W11-04 Food composition and links to human health Miguel Rodriguez Garcia Abstract: Data on the composition of foods are essential for a diversity of purposes. It provides detailed sets of information on the nutritionally important components such as proteins, carbohydrates, vitamins and minerals. In this talk, we will describe our approach to employ ontologies to identify food components in recipes described in natural language. By combining several public data sources, we link the food components to chemical compounds and their physiological and pathological effects. Abstract: Globalization of food manufacturing, distribution and consumption require food microbiology testing programs to perform high-throughput pathogen diagnostics within a short time frame. Whole-genome sequencing (WGS) can now assemble and type bacterial genomes in near real-time with improved resolution, making WGS a viable diagnostic tool during foodborne illness outbreak investigations. However, genomic data must be combined with epidemiological, clinical, laboratory and other health care data (contextual data) to be meaningfully interpreted for actionable interventions.

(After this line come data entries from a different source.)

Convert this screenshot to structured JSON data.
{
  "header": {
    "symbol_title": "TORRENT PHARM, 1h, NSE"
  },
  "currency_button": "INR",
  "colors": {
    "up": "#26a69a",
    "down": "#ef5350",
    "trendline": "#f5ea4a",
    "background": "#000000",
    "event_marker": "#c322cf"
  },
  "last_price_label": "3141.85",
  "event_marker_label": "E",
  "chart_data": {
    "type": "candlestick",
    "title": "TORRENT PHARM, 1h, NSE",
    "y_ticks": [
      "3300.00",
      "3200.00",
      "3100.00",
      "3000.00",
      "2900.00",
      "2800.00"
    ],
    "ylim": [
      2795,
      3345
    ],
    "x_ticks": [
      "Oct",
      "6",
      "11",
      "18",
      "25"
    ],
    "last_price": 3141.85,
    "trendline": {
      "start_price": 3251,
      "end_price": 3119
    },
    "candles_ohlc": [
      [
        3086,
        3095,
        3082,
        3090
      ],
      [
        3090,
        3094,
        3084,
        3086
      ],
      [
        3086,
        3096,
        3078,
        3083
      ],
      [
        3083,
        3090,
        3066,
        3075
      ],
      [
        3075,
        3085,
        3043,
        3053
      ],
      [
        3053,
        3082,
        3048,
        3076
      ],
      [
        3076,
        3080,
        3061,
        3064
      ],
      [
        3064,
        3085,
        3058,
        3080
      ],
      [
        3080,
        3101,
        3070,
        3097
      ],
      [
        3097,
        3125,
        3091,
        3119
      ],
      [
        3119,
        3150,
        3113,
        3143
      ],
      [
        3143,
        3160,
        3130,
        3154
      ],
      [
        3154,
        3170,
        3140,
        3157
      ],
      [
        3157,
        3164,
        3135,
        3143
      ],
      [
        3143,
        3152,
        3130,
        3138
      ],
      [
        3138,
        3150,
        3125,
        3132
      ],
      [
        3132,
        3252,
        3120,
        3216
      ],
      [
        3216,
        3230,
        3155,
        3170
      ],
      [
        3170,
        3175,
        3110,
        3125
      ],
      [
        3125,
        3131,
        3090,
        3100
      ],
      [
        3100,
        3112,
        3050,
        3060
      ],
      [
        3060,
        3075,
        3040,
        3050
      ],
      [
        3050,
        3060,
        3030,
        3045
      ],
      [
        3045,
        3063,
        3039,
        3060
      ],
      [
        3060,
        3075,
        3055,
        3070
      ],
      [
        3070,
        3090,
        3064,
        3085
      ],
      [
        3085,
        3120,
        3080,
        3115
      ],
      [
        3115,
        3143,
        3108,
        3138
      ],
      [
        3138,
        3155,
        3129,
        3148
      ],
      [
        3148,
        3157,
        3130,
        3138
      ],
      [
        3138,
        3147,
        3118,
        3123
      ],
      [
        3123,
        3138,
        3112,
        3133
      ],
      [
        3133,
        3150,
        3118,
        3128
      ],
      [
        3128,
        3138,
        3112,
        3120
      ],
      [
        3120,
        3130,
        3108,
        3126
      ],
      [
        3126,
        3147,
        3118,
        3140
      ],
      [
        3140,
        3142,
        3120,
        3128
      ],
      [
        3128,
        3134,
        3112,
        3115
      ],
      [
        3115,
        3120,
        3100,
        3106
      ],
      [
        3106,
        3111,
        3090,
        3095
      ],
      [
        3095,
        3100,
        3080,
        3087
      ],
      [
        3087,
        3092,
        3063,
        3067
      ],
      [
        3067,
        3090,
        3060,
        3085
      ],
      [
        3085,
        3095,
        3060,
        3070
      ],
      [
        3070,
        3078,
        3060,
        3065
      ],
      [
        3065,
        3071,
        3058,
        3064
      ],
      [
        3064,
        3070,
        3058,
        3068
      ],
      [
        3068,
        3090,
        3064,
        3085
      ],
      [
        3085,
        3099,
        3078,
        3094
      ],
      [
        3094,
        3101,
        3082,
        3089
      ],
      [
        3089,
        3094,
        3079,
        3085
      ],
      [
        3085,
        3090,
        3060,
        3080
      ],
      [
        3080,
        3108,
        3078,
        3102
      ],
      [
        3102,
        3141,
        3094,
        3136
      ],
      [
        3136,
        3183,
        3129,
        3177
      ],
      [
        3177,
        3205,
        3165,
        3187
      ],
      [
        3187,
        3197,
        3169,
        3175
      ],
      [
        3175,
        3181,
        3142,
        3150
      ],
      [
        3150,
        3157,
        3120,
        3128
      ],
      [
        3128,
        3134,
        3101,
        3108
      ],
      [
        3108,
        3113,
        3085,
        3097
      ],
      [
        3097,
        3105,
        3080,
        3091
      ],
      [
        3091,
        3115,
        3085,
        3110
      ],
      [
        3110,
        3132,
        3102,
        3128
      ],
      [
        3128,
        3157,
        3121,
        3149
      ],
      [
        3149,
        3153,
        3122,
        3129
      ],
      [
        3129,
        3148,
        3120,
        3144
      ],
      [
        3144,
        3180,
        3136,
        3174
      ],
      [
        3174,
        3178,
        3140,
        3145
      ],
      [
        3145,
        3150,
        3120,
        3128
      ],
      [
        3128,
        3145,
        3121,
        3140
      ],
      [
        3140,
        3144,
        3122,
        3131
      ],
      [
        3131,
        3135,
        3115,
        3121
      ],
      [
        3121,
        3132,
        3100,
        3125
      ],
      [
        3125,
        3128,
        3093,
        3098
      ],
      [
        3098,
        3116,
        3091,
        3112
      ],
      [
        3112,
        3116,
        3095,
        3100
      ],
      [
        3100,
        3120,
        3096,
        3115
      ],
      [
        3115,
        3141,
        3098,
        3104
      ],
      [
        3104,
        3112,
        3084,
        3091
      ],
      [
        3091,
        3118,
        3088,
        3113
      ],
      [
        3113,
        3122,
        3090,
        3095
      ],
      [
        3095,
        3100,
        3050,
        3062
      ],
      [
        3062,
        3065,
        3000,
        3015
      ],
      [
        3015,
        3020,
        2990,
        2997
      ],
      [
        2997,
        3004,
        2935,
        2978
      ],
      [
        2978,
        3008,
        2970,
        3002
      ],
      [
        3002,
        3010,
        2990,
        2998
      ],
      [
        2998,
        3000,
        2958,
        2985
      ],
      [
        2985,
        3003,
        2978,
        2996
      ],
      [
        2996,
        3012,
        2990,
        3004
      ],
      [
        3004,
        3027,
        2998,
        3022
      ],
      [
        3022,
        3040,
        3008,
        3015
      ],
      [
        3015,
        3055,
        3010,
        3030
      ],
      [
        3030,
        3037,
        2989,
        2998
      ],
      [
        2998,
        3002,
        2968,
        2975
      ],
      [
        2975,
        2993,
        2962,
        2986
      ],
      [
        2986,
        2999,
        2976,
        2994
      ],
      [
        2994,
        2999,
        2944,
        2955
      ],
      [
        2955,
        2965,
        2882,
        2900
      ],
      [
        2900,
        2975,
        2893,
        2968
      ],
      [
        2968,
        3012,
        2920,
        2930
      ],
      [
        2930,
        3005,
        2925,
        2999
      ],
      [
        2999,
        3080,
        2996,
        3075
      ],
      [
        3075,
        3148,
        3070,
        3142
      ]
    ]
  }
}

Canada’s Integrated Rapid Infectious Disease Analysis (IRIDA) project includes the development of a Genomic Epidemiology Application Ontology (GenEpiO), with the development of standardized food vocabulary as a priority area. Standardized food descriptors are essential for data sharing between public health agencies and health responders, accreditation and reproducibility of WGS pipelines, source attribution and risk assessment. FoodON Use cases: Caution! Food Allergies Ahead Emma Griffiths Abstract: Millions of people worldwide live with food allergies, including all those at risk for life-threatening anaphylaxis. The lack of a standardized food vocabulary impacts food source risk assessment, food hazard control, consistent food allergy policy implementation and food-allergy research. The Canadian Healthy Infant Longitudinal Study (CHILD) examines causal factors of asthma and allergy during childhood development. The development of FoodON will benefit food allergy research by standardizing food descriptors across child cohorts, enable the correlation of food antigens with biological causation of immune response, and streamline guidelines for parents. IC3-Foods: An infrastructure for the next generation internet of food systems, food, and health.

Matthew Lange Abstract: IC3-FOODS, The International Conference/Consortium/Center for Food Ontology, Operability, Data and Semantics, is a new effort at UC Davis, assembling ontological and semantic infrastructure components for next generation internet of food and health. It consists of 3 specific efforts: i) The International Conference for FOODS assembles stakeholders desiring to integrate data and informatics systems currently residing along the Environment⇔Ag⇔Food⇔ Diet⇔Health knowledge spectrum, into the: ii) International Consortium of FOODS, which maintains membership of representative stakeholders from academia, industry and (non-)governmental organizations to guide research priorities and development trajectories carried out by: iii) The International Center for FOODS, whose mission consists of hosting the IConference--FOODS, administering the I-Consortium-FOODS, and designing, assembling, and coordinating ontological and infrastructure underpinnings for them.